Where to Use the Skill in a Pipeline
Detect Contours is commonly used in the following pipelines:
- Object shape analysis – Extracting outlines for shape descriptors and measurements
- Quality inspection – Checking part boundaries, defects, and edge consistency
A typical pipeline for object contour extraction looks as follows:
from telekinesis import retina
from datatypes import io
# 1. Load the image (as binary)
image = io.load_image(filepath=..., as_binary=True)
# 2. Apply Gaussian blur to reduce noise.
smoothed = pupil.filter_image_using_gaussian_blur(image=image, ...)
# 2. Detect contours
annotations = retina.detect_contours(
image=smoothed,
retrieval_mode="retrieve_list",
approx_method="chain_approximate_simple",
min_area=10,
max_area=100,
)
# 3. Extract contour annotations
annotations = annotations.to_list()
# 4. Optionally extract contour points
contours = []
for annotation in annotations:
contour_points = annotation["geometry"]["points"]
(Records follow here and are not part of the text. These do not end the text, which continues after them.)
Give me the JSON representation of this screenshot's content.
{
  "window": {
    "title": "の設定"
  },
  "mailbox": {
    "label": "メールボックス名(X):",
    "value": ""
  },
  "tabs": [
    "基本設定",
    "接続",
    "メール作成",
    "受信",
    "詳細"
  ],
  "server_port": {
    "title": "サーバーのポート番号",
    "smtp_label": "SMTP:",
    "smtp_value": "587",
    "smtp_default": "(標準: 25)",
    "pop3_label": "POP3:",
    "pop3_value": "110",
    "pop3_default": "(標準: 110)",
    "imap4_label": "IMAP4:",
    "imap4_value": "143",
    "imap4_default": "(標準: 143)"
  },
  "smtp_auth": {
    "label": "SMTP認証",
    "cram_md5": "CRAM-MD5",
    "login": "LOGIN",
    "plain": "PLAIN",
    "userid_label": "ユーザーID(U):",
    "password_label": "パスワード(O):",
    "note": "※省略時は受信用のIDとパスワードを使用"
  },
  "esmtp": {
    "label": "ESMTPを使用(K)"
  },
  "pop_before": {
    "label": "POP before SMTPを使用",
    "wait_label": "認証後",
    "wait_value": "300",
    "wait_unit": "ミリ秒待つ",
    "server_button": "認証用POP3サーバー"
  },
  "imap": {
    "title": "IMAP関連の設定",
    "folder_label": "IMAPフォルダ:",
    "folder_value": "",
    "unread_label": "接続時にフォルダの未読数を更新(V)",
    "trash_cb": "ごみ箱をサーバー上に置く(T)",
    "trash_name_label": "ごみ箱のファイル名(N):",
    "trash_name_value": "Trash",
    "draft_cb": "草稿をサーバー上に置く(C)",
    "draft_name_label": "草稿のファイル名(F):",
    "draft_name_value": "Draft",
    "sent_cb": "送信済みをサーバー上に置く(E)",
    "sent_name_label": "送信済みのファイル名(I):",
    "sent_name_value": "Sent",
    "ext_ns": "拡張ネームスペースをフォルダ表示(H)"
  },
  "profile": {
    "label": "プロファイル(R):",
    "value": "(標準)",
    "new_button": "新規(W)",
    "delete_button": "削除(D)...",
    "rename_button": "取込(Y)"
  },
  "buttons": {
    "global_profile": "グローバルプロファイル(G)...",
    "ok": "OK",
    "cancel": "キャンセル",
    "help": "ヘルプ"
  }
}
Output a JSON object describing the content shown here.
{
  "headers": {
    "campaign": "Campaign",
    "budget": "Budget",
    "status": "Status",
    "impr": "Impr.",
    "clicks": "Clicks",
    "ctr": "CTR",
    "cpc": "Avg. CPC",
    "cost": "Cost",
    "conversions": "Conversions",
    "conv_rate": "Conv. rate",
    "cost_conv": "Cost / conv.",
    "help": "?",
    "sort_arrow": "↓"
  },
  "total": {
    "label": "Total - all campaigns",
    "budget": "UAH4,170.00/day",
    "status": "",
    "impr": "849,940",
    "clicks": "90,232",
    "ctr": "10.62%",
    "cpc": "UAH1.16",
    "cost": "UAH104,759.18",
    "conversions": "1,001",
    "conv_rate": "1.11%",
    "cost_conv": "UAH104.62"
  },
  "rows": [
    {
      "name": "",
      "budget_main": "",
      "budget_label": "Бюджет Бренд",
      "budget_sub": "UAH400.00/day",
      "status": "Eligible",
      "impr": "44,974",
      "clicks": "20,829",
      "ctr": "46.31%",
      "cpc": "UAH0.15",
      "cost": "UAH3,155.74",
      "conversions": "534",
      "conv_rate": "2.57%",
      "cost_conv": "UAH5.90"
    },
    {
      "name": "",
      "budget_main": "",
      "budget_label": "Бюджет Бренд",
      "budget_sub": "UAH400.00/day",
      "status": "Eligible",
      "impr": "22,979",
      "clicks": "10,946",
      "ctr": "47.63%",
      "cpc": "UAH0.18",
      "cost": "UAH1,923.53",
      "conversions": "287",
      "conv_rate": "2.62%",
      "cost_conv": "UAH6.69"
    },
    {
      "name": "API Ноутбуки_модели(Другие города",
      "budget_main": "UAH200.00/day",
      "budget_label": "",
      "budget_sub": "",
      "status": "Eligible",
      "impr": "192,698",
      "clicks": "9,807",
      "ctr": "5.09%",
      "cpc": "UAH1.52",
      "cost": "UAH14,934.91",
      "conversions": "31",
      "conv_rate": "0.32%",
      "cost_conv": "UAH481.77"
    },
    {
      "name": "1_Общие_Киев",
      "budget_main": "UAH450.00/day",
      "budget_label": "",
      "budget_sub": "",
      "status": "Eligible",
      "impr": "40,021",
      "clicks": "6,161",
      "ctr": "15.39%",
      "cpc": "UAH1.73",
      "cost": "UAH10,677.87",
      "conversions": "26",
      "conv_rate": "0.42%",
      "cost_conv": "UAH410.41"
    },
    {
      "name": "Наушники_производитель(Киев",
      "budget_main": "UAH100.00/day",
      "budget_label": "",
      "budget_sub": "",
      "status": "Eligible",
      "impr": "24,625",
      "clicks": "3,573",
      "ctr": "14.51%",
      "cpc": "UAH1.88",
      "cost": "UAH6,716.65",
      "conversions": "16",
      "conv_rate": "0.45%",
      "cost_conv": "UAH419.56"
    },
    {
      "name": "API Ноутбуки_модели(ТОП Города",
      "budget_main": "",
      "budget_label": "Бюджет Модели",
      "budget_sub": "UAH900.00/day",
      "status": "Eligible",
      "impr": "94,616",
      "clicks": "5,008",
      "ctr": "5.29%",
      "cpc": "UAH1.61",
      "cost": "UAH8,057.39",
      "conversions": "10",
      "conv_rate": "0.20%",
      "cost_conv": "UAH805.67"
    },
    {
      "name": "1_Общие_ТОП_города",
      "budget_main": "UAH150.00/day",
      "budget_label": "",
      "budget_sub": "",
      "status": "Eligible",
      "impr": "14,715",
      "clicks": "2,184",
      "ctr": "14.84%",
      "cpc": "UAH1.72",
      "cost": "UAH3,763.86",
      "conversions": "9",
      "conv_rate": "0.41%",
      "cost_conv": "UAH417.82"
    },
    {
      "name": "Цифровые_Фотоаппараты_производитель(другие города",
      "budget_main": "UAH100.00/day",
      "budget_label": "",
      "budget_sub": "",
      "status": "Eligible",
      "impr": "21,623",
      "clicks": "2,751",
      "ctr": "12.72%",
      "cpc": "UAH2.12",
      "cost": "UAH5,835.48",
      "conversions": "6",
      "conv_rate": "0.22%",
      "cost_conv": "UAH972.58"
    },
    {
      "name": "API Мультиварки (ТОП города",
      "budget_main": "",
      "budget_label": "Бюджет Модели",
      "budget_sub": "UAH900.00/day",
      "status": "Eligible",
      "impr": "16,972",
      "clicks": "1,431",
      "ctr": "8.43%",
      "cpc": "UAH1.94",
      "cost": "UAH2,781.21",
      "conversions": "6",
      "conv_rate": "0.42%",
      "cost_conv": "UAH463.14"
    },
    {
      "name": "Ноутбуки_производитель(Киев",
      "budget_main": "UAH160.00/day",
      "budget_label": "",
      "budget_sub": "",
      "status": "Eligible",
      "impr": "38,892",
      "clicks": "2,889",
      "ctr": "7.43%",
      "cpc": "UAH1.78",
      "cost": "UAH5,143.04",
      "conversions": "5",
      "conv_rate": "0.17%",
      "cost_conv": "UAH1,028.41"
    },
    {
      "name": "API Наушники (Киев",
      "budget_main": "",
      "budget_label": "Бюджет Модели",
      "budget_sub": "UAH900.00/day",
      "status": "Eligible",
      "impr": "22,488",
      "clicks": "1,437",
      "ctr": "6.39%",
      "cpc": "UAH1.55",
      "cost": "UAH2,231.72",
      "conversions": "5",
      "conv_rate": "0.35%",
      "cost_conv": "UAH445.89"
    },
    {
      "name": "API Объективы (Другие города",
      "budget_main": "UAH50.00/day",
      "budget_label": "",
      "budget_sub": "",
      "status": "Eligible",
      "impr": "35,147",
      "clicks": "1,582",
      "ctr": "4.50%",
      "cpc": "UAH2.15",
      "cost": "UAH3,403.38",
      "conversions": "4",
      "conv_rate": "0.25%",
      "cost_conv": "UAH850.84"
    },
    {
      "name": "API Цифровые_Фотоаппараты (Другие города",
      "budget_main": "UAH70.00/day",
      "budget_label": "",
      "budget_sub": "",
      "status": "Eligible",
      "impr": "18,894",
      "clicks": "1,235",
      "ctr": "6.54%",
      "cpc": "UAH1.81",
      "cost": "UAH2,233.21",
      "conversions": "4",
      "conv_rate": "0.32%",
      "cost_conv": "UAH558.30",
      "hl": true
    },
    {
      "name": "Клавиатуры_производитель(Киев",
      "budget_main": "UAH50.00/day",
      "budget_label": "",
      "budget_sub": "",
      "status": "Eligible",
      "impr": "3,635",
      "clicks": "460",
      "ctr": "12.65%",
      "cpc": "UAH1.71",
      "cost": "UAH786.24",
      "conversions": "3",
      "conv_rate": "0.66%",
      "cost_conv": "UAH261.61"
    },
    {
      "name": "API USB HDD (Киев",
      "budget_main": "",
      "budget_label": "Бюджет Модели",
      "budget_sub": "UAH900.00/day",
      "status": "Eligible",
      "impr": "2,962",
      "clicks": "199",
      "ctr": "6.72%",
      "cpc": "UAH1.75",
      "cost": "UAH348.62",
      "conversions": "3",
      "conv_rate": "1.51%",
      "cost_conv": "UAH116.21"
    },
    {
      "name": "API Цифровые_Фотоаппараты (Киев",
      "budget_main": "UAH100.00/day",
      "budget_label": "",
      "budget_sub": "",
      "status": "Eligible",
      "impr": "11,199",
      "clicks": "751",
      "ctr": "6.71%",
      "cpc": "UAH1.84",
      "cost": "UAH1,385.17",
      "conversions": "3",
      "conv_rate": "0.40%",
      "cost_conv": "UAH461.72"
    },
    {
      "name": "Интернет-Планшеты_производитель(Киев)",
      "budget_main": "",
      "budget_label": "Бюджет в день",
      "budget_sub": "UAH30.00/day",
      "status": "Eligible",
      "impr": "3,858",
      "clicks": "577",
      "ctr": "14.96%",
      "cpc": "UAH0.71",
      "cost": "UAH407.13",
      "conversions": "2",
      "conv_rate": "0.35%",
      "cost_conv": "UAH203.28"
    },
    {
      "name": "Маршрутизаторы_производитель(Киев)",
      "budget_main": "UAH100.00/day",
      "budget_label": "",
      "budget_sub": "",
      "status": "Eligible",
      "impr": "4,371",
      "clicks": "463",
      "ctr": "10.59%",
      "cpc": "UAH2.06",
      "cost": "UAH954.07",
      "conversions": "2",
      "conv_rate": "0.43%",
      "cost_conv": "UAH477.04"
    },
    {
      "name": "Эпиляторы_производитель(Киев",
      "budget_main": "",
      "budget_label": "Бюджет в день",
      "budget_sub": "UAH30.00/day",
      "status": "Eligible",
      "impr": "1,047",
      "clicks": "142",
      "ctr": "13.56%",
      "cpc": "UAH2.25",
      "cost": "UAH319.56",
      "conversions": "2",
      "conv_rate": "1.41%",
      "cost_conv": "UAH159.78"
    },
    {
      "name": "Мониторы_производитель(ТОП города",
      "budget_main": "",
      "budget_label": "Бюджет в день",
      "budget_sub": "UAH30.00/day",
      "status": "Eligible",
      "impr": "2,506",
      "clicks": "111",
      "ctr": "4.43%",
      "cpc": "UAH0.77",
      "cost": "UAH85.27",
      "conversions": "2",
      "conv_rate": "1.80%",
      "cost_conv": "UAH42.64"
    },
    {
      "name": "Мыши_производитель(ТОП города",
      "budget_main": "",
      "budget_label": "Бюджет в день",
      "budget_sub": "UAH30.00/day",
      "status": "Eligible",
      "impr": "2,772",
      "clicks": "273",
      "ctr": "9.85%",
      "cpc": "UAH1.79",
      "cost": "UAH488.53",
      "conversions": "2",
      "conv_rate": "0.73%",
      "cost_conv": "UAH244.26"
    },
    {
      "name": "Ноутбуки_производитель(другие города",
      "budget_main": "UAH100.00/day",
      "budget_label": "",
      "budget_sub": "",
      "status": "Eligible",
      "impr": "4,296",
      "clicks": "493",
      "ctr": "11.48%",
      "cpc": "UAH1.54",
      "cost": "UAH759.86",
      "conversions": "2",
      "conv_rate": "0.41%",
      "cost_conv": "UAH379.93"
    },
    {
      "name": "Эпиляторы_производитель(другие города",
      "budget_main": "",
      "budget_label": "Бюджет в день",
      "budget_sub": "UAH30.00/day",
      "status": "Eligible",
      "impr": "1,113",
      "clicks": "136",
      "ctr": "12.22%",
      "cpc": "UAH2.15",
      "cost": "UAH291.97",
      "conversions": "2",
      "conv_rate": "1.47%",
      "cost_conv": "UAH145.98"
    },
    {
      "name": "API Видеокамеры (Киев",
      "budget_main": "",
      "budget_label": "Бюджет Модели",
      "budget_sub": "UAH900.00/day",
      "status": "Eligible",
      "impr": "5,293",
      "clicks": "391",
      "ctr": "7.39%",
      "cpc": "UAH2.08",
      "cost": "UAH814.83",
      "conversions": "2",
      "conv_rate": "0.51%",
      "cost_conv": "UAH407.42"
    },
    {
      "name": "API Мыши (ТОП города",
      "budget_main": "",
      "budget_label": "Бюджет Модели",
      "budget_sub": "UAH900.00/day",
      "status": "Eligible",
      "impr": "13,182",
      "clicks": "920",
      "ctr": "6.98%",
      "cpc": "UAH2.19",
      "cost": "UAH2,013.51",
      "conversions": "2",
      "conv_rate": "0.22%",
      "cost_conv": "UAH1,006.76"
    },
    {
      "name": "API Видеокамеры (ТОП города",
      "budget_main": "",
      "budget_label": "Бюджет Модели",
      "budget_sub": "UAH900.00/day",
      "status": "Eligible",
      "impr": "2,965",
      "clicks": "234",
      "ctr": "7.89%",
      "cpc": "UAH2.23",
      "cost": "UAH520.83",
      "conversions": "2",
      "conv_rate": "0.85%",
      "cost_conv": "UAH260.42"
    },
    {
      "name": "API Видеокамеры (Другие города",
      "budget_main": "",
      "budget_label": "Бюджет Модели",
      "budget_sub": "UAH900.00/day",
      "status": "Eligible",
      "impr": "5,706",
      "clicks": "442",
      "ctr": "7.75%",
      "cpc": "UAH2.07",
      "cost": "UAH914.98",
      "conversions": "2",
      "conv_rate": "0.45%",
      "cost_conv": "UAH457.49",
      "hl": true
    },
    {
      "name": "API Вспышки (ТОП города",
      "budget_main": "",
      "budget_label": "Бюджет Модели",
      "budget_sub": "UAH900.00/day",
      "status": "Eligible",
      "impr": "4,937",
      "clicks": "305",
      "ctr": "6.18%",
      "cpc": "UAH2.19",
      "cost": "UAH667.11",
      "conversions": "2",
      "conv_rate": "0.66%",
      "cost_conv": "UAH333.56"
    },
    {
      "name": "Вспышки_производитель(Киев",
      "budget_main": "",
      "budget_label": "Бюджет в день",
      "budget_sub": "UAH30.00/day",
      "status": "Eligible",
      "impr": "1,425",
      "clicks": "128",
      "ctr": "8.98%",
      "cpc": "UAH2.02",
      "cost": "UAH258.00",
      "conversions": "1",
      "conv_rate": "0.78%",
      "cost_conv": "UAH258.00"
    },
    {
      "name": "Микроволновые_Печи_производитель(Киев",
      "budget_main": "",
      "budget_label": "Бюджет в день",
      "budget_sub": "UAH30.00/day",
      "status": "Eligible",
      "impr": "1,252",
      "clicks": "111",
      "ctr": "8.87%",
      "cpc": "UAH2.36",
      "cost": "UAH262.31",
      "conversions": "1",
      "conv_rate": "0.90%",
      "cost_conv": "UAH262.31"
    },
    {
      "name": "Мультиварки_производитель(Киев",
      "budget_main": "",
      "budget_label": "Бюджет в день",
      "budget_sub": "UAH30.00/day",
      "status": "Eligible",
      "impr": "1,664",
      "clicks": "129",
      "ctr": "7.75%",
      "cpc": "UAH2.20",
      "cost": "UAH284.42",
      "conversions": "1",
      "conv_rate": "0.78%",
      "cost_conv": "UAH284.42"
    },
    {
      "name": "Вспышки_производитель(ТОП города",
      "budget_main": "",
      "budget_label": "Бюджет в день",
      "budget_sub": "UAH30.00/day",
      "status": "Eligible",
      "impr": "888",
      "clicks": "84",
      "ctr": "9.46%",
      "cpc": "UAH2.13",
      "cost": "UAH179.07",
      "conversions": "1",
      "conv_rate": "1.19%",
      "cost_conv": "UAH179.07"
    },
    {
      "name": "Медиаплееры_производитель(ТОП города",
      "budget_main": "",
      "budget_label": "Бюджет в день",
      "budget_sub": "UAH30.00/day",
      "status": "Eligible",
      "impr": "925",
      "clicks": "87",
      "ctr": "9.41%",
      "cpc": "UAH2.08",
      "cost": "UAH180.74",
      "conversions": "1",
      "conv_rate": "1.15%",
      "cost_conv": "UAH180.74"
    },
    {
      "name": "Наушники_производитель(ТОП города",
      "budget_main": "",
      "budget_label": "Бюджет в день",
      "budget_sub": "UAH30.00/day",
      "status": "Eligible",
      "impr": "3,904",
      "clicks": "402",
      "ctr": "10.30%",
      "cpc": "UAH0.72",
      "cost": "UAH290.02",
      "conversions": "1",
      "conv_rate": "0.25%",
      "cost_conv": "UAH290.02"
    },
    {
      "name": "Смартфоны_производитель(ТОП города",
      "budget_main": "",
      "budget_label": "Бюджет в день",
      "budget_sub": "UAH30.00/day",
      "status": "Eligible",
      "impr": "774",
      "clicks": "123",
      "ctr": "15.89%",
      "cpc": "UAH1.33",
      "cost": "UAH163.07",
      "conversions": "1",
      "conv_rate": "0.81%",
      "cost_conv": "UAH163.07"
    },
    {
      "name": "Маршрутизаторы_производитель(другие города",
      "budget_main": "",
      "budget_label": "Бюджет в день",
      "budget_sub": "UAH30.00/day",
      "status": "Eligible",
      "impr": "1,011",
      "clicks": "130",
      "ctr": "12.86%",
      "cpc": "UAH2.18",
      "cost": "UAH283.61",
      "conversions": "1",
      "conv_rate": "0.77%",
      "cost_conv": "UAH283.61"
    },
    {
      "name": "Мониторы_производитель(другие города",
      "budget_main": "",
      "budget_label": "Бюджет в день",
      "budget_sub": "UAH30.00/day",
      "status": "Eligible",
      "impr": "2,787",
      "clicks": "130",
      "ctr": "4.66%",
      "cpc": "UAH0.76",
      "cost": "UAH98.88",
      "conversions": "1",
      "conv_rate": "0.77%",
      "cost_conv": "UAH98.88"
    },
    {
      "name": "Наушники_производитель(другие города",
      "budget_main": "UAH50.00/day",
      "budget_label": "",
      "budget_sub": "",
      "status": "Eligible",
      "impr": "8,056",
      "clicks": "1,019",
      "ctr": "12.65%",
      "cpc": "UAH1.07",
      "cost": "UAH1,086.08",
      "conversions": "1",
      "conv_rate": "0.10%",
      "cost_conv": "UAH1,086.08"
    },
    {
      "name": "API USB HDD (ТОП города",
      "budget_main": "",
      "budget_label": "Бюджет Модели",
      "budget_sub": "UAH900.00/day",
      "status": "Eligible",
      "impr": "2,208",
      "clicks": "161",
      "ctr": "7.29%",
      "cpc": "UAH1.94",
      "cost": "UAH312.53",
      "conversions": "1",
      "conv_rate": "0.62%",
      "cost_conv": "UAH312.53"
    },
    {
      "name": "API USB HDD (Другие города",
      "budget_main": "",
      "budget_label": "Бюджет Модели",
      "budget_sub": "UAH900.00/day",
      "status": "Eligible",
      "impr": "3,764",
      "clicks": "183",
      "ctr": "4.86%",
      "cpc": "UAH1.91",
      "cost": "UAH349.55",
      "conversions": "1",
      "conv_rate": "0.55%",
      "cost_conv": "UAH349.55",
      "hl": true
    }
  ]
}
contours.append(contour_points)Related skills to build such a pipeline:
filter_image_using_gaussian_blur: More sophisticated smoothing with better quality
Alternative Skills
| Skill | vs. Detect Contours |
|---|
When Not to Use the Skill
Do not use Detect Contours when:
- Object boundaries are weak or low-contrast (contours will be fragmented or missing)
- Images are heavily textured or noisy (can produce many false contours)
- Objects overlap significantly (contours may merge and lose individual shapes)
- You need sub-pixel boundary precision (contours are returned at pixel resolution)
TIP
Contour detection works best on clean, high-contrast edges. Apply preprocessing (e.g., denoising or thresholding) to improve boundary quality before detection.